1. Substance P induces fluid flux via nitric oxide, and fluid flux stimulates lung rapidly adapting receptors (RARs). We therefore proposed that nitric oxide contributes to substance P-evoked increases in RAR activity. Since substance P decreases dynamic compliance (C(dyn)), which can stimulate RARs, we also determined whether nitric oxide contributed to substance P-induced effects on pulmonary function. 2. In anaesthetized guinea-pigs, the effects of substance P on RAR activity, C(dyn), pulmonary resistance (R(L)), and arterial blood pressure were measured before and after I.V. infusion of N(G)-methyl-L-arginine (L-NMMA; a nitric oxide synthase inhibitor), or L-NMMA followd by L-arginine (a nitric oxide precursor which reverses the effects of L-NMMA). 3. Substance P-evoked increases in RAR activity were blunted by L-NMMA (P = 0.006) but not by L-NMMA-L-arginine (P = 0 42). 4. Substance P-evoked decreases in C(dyn) were slightly inhibited by L-NMMA (P = 0.02) and slightly enhanced by L-NMMA-L-arginine (P = 0.004).
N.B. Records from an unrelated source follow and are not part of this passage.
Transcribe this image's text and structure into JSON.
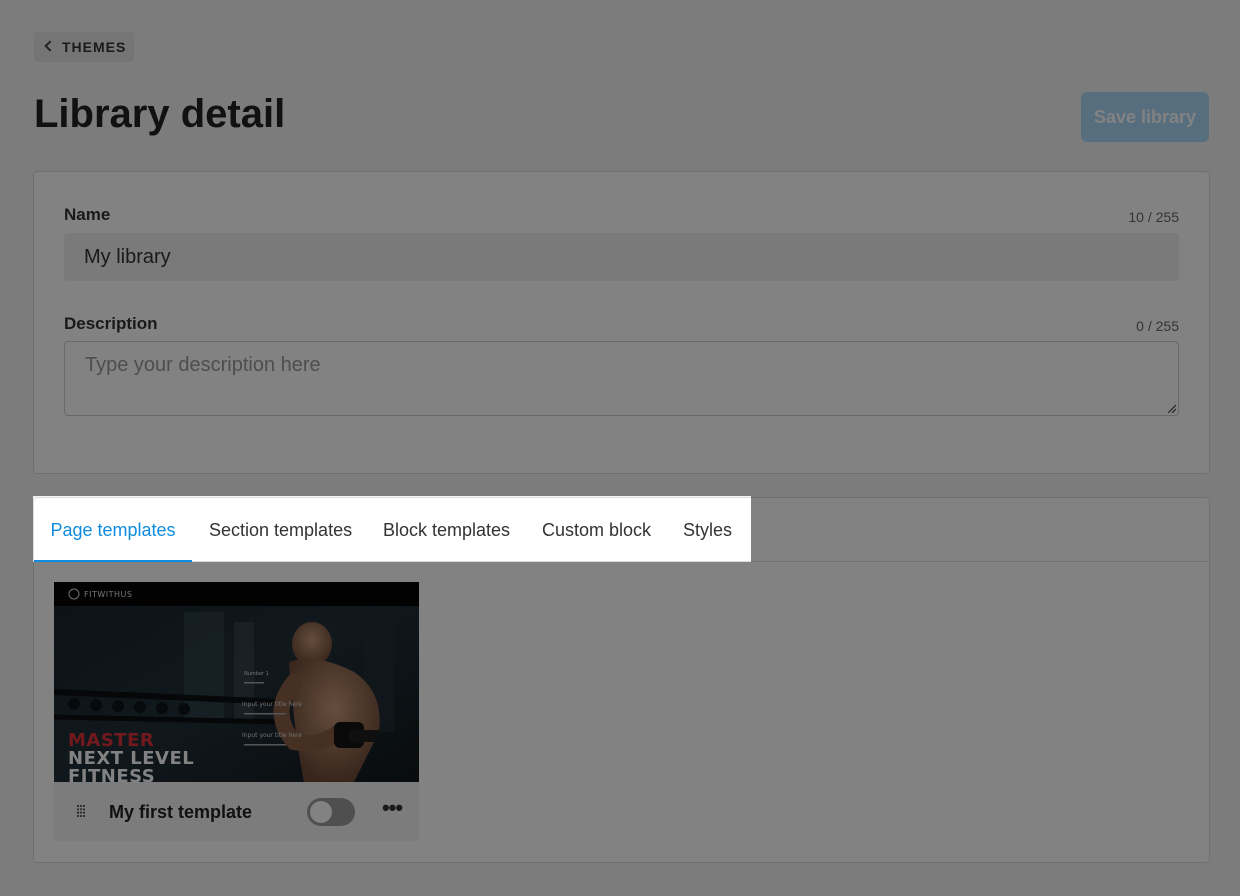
{
  "header": {
    "back_label": "THEMES",
    "title": "Library detail",
    "save_label": "Save library"
  },
  "form": {
    "name_label": "Name",
    "name_counter": "10 / 255",
    "name_value": "My library",
    "description_label": "Description",
    "description_counter": "0 / 255",
    "description_placeholder": "Type your description here"
  },
  "tabs": [
    {
      "label": "Page templates",
      "active": true
    },
    {
      "label": "Section templates",
      "active": false
    },
    {
      "label": "Block templates",
      "active": false
    },
    {
      "label": "Custom block",
      "active": false
    },
    {
      "label": "Styles",
      "active": false
    }
  ],
  "templates": [
    {
      "name": "My first template",
      "enabled": false,
      "thumbnail": {
        "brand": "FITWITHUS",
        "headline_1": "MASTER",
        "headline_2": "NEXT LEVEL",
        "headline_3": "FITNESS",
        "lines": [
          "Number 1",
          "Input your title here",
          "Input your title here"
        ]
      }
    }
  ],
  "colors": {
    "accent": "#0f8ce0",
    "save_button": "#a9d8f8",
    "headline_red": "#e0323a"
  }
}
However, at the time at which L-NMMA maximally reduced substance P-induced RAR stimulation (the first 30 s), it did not change substance P-induced decreases in C(dyn). 5. Substance P-evoked increases in R(L) were not changed by L-NMMA (P = 0.10) and were enhanced by L-NMMA-L-arginine (P = 0 03). 6. L-NMMA-evoked increases in mean arterial blood pressure were reversed by L-arginine. Substance P-evoked decreases in mean arterial blood pressure were not changed by L-NMMA or by L-NMMA-L-arginine. 7. We conclude that nitric oxide contributes to substance P-evoked increases in RAR activity and that the increases are most probably independent of decreases in C(dyn).